Joint Initiatives uses its collective voice to impact legislative and public policy decisions that support integrated, high quality services that are important to the health and well being of our children, youth, and their families.
Services that are not integrated (or siloed), create barriers, increase costs, and do not promote positive outcomes for children, families, or the organizations that serve them.
- We believe that it is the responsibility of all society, including government, to provide a voice for the interests of children and youth.
- We believe that we can use our collaborative voice and leadership to educate elected and public policy leaders about the importance of integrated service systems that improve the quality of life and supports positive, sustainable outcomes for children and their families.
- We recognize the diversity of political opinions and differing views that exist among individual board members and member organizations.
How do we develop
our policy statements?
The concepts that JI adheres to in developing public policy statements are:
- Issues related to children and their families are non-partisan.
- Prevention and intervention programs, effectively implemented, provide for long term benefits to children and cost savings.
- Adequate funding and support of comprehensive programs with positive outcomes, based in proven programs and best practices, for children and their families is necessary.
- State agency rules need to be an incentive to collaborate rather than be an impediment to effectively implement services at the local level.
- The long term impact on children must be a primary consideration in developing state fiscal policies.
- Short term and short sighted budget solutions often have a long range increased cost.
- Legislation must be viewed through the lens of “cross systems” efforts that insist upon collaboration rather than duplication and/or fragmentation.
Examples of bills we supported:
During the 2010 and 2011 legislative sessions, JI supported multiple pieces of legislation. All of the bills were signed by the Governor.
During the 2010 Session:
This bill created the Colorado Quality in Child Care Incentive Grant Program.
The primary components of the bill:
- Provide incentives to county departments of social services to increase the quality of early care and education providers and facilities in the county.
- This included blending Colorado Child Care Assistance Program (CCCAP) slots with established high quality child care programs that employ teachers in early education who hold either a BA or AA degree.
- Improve a quality rating or invest in the professional development of teachers.
- Allow for a tiered system of reimbursement to these child care facilities by DHS.
This bill concerned the distribution of limited gaming fund monies for the 2009-10 fiscal year.
- Community Impact of this bill included removal of $2 Million of Gaming Impact Funds for El Paso and Teller Counties that would impact their ability to address issues related to the documented negative effects of gambling. These negative effects include, but are not limited to: domestic violence, child abuse & neglect, mental health, health.
Concerned eligibility determinations for the Colorado Child Care Assistance Program (CCCAP) to promote stability in early childhood care.
- The eligibility redetermination period is extended for all participants in the program from 6 months to 12 months easing the administrative burden on counties, parents and providers.
- For a family enrolled in both the program and a head start program, the redetermination periods are aligned.

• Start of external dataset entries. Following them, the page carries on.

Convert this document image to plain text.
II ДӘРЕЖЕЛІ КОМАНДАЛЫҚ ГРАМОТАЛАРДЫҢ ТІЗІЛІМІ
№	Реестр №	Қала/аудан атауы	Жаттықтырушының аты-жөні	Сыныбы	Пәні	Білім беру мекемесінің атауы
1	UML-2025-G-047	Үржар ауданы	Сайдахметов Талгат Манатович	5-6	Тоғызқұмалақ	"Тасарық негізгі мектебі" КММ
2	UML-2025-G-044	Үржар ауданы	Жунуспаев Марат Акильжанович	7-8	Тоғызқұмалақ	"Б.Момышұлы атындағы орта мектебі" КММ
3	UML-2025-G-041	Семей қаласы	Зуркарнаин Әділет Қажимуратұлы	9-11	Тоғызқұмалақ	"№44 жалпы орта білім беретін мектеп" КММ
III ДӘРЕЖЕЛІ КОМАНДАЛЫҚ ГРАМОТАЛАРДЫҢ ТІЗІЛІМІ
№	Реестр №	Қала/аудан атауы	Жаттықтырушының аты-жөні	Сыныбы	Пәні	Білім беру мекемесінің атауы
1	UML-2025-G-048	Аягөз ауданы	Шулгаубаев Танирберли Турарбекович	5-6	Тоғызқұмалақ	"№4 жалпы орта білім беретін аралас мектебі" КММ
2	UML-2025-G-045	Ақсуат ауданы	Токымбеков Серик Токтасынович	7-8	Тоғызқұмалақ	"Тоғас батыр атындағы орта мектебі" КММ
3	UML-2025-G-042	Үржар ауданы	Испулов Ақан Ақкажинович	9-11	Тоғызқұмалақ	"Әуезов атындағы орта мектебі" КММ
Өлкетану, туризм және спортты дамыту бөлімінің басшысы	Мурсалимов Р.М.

- A parent shall not be determined ineligible for program moneys as a result of taking maternity leave or attending school.
- Improves continuity and stability of child care which promotes school readiness.
During the 2011 Session:
Provided for flexibility in funding family services.
- Supports appropriate families whom the local department of human/social services has received a report of suspected abuse/neglect receiving appropriate services to reduce involvement in the child welfare, mental health or juvenile justice systems, while protecting child safety.
- Increases the flexibility for local departments of human/social services to provide family preservation services on a preventative basis.
- The prevention focus may result in increased up-front costs, but could result in future savings and cost containment if the preventive services are effective in keeping clients out of the child welfare, mental health and juvenile justice systems.
- Increases federal draw down of funds which allow county departments to provide additional services using outside organizations. It is assumed that funding for these services is in addition to existing county services.